(Copied from Slack)
Hello fellow Alex! Let me see if I can help.
- I can’t answer your first question with any authority, but I nominate @travis for that.
- With our Ingress Controller Pomerium’s proxy service can act as the load balancer, so services can connect to each other internally through Pomerium. You can configure Pomerium with mTLS, and you can also define client CA roots on a per route basis. With this, you could achieve the same (actually greater) level of security between internal services. My WIP update of our mTLS guide adds instructions for per-route mTLS CA definition (preview).
- You can use
tls_custom_ca
to define custom CAs for specific routes. (reference)
An instance of the ingress controller can only work against a single kubernetes API server so you’d be deploying one per cluster.
Additionally, you’d need to run a full Pomerium per cluster as we do not currently support running more than one instance of an ingress controller against a databroker.
This is up to you. If you want to proxy through Pomerium for all inter-service traffic, you’ll probably need the Enterprise product for service account support.

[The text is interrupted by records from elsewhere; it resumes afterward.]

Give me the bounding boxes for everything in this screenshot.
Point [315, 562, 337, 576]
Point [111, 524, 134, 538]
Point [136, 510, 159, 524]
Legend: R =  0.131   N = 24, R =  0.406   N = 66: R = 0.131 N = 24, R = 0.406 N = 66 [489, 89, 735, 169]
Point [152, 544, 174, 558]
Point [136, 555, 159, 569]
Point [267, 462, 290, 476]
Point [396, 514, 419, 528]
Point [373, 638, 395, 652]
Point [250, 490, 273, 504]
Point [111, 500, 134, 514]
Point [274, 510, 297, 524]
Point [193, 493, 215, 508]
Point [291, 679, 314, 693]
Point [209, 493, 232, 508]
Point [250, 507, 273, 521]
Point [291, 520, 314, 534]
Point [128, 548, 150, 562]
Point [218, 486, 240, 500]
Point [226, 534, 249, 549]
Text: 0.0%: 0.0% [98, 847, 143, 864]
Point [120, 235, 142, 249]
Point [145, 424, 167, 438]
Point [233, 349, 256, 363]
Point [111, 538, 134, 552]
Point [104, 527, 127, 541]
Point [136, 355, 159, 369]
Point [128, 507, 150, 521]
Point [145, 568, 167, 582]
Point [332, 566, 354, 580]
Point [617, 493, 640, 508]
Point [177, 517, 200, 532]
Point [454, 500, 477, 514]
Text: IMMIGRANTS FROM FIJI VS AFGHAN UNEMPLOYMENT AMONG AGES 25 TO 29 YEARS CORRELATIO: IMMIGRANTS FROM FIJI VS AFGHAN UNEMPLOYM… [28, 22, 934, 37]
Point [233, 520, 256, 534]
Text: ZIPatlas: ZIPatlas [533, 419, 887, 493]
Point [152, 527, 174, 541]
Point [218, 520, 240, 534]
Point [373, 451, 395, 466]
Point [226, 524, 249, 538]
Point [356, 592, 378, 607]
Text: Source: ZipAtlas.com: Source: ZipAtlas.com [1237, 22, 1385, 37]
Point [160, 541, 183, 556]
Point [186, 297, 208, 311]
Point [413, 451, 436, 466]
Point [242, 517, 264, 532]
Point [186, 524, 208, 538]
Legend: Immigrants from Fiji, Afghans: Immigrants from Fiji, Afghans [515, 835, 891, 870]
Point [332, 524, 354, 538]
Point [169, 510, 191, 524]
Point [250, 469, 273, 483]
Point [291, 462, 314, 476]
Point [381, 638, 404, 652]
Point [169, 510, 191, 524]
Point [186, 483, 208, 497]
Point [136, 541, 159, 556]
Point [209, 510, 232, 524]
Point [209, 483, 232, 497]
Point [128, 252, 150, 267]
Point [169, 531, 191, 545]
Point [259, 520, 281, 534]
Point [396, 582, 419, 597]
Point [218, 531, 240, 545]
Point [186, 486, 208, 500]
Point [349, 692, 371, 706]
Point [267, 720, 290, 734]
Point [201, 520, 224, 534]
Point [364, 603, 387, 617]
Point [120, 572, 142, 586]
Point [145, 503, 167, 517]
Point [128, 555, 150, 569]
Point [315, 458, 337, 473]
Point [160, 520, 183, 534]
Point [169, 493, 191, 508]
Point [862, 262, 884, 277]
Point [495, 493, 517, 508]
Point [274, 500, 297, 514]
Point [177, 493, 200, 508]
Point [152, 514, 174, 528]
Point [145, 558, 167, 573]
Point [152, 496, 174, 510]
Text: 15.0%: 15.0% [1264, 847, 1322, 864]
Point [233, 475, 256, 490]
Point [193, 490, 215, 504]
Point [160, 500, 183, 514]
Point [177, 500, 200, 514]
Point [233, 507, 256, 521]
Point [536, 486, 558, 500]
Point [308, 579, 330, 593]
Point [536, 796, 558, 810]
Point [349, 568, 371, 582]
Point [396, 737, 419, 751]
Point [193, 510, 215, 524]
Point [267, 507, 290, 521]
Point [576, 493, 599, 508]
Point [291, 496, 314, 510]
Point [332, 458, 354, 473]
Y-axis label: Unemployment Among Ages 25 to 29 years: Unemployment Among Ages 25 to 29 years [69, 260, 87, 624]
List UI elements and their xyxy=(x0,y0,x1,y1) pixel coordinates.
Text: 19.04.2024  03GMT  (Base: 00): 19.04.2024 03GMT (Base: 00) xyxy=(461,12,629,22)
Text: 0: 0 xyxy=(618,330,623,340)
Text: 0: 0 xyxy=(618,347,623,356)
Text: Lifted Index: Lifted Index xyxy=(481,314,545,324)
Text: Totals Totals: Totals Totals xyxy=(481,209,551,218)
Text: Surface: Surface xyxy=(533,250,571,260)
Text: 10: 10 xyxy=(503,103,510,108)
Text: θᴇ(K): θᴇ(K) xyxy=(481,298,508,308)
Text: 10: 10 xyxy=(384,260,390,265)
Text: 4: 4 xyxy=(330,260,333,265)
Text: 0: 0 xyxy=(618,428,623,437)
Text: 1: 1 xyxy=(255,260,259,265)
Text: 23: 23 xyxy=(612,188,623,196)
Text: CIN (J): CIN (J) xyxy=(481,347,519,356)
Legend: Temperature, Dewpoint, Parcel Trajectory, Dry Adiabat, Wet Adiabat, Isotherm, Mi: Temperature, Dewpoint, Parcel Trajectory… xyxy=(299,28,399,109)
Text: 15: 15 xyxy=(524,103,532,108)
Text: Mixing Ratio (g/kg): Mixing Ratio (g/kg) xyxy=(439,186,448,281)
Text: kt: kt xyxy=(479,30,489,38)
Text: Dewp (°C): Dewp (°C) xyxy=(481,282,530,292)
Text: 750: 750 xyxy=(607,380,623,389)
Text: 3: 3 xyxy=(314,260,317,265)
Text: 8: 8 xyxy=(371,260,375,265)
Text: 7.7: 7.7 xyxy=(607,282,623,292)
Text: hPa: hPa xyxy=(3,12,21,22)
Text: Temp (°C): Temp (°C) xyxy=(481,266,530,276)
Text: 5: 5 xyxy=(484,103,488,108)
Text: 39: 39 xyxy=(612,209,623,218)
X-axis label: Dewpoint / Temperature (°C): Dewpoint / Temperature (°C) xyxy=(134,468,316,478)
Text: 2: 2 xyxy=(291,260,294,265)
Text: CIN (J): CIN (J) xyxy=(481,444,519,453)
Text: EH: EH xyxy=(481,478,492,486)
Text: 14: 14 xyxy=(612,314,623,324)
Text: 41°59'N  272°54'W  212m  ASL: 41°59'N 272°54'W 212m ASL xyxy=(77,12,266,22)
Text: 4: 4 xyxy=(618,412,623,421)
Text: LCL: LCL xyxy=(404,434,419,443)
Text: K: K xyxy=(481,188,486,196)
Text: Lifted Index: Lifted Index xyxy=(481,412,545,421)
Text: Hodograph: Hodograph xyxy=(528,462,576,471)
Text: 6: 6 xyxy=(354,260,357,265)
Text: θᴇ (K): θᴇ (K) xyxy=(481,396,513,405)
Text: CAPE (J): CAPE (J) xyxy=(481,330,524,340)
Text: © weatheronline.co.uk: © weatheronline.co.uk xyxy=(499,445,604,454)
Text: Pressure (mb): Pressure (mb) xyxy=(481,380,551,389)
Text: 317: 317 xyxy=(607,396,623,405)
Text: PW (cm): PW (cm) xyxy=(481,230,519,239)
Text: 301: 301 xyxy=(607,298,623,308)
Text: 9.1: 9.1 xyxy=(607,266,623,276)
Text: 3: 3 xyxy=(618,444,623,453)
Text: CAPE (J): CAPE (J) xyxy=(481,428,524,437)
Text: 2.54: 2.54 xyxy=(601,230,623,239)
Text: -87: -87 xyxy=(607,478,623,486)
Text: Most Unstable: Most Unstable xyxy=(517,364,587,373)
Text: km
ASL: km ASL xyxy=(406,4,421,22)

There is no requirement for service mTLS to go through Pomerium, however. It depends on your operational and security requirements.
In case it is relevant, Pomerium also supports mTLS when communicating with upstreams though you may not need this if you’re running a mesh service for mTLS.
Pomerium can use a custom CA for upstream connections and this can be completely independent of downstream user facing certificate chains.